Supracondylar Fx:  Look at anterior humeral line.  If it bisects the condyle there is minimal displacement.  These patients can be splinted and discharged with close ortho follow up. If the condyle is posterior to anterior humeral line there is significant displacement and pt should be admitted for surgery.   If there is vascular compromise, pt will go to OR in a few hours.  Splints should not be at 90 degree flexion.  30-45 degrees  is better.   Check interosseus nerve and radial nerve function with thumb IP flex/extension or OK sign.
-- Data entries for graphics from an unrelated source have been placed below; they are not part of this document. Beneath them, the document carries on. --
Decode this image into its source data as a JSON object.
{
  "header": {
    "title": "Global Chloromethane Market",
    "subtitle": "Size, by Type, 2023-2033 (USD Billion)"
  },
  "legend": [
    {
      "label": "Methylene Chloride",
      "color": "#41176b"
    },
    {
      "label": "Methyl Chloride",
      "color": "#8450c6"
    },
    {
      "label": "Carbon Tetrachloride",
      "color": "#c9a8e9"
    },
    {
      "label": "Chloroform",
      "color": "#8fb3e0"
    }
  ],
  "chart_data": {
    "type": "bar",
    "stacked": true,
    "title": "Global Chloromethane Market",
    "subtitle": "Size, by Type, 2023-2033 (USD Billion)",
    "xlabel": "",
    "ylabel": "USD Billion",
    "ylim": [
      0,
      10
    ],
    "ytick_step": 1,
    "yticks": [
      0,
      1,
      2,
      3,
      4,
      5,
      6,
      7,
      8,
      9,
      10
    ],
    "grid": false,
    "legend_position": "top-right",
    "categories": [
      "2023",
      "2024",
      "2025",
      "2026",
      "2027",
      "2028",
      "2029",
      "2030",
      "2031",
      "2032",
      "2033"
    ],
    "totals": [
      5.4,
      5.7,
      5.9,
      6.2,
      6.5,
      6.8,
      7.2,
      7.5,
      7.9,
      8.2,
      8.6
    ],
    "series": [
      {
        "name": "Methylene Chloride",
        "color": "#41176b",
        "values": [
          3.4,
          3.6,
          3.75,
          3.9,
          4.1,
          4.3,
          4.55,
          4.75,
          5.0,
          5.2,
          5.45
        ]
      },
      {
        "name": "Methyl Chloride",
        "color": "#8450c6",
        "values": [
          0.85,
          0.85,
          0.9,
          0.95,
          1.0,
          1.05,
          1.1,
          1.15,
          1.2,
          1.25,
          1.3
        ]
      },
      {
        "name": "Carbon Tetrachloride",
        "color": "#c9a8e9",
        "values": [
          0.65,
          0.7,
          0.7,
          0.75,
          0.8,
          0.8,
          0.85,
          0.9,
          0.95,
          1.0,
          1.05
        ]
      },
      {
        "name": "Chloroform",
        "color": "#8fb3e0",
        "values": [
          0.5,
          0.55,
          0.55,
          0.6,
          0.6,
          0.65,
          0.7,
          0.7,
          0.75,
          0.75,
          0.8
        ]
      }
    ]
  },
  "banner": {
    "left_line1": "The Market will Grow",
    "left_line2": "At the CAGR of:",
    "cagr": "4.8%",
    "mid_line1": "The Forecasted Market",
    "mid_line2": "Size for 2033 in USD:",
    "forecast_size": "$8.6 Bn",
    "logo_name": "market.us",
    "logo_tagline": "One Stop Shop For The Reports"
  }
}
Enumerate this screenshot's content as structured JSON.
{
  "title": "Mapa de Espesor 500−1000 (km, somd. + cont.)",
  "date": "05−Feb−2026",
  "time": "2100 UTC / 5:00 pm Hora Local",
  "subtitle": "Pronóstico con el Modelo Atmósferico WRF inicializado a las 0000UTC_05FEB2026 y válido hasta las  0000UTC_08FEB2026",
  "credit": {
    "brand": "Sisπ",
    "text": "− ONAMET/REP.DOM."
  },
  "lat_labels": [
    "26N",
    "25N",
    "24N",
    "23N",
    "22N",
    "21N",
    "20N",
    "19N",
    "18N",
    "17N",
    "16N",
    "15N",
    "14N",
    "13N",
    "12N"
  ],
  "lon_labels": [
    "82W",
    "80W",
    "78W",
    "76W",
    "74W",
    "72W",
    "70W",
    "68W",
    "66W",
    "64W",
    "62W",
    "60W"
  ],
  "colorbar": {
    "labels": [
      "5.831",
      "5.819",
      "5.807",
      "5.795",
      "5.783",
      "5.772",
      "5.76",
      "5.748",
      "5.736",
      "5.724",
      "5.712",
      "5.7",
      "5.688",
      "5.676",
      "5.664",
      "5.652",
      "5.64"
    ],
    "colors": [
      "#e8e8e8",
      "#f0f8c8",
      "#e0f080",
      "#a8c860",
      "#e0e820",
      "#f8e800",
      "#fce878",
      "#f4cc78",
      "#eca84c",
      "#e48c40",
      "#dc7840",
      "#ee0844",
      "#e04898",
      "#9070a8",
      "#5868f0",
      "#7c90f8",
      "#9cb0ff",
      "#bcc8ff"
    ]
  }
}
  Monteggia Fx-Dlx:  Think of this any time you see a proximal ulnar fx.   It is the combination of proximal unlar fx and radial head dislocation.   If the radial head doesn’t line up with the capitellum it is dislocation.

 Elbow dislocation:  For all elbow dislocations do the Roberts maneuver.  Extend and supinate wrist to remove any boney particles in elbow joint.

Displaced distal forearm fractures will frequently heal and remodel in 2-3 months.  You don’t need to reduce most of these.   If parents want it reduced and you feel you can reduce it, it is ok to attempt reduction.

Any hip pain should initiate an Ortho consult.

MCP dislocations that are angulated not parallel to bone should be reduced by not pulling the digit but  rather pushing the digit closer to the metacarpal bone and sliding the digit back into place.

Lis Franc: If patient has tenderness with torsion of forefoot. Get an xray looking for fx of prox 2nd metatarsal or non-allignment of middle cuneiform and 2nd metatarsal.  Either way if xray is nl or abnormal splint patient and keep them non-weight bearing with follow up in Ortho clinic.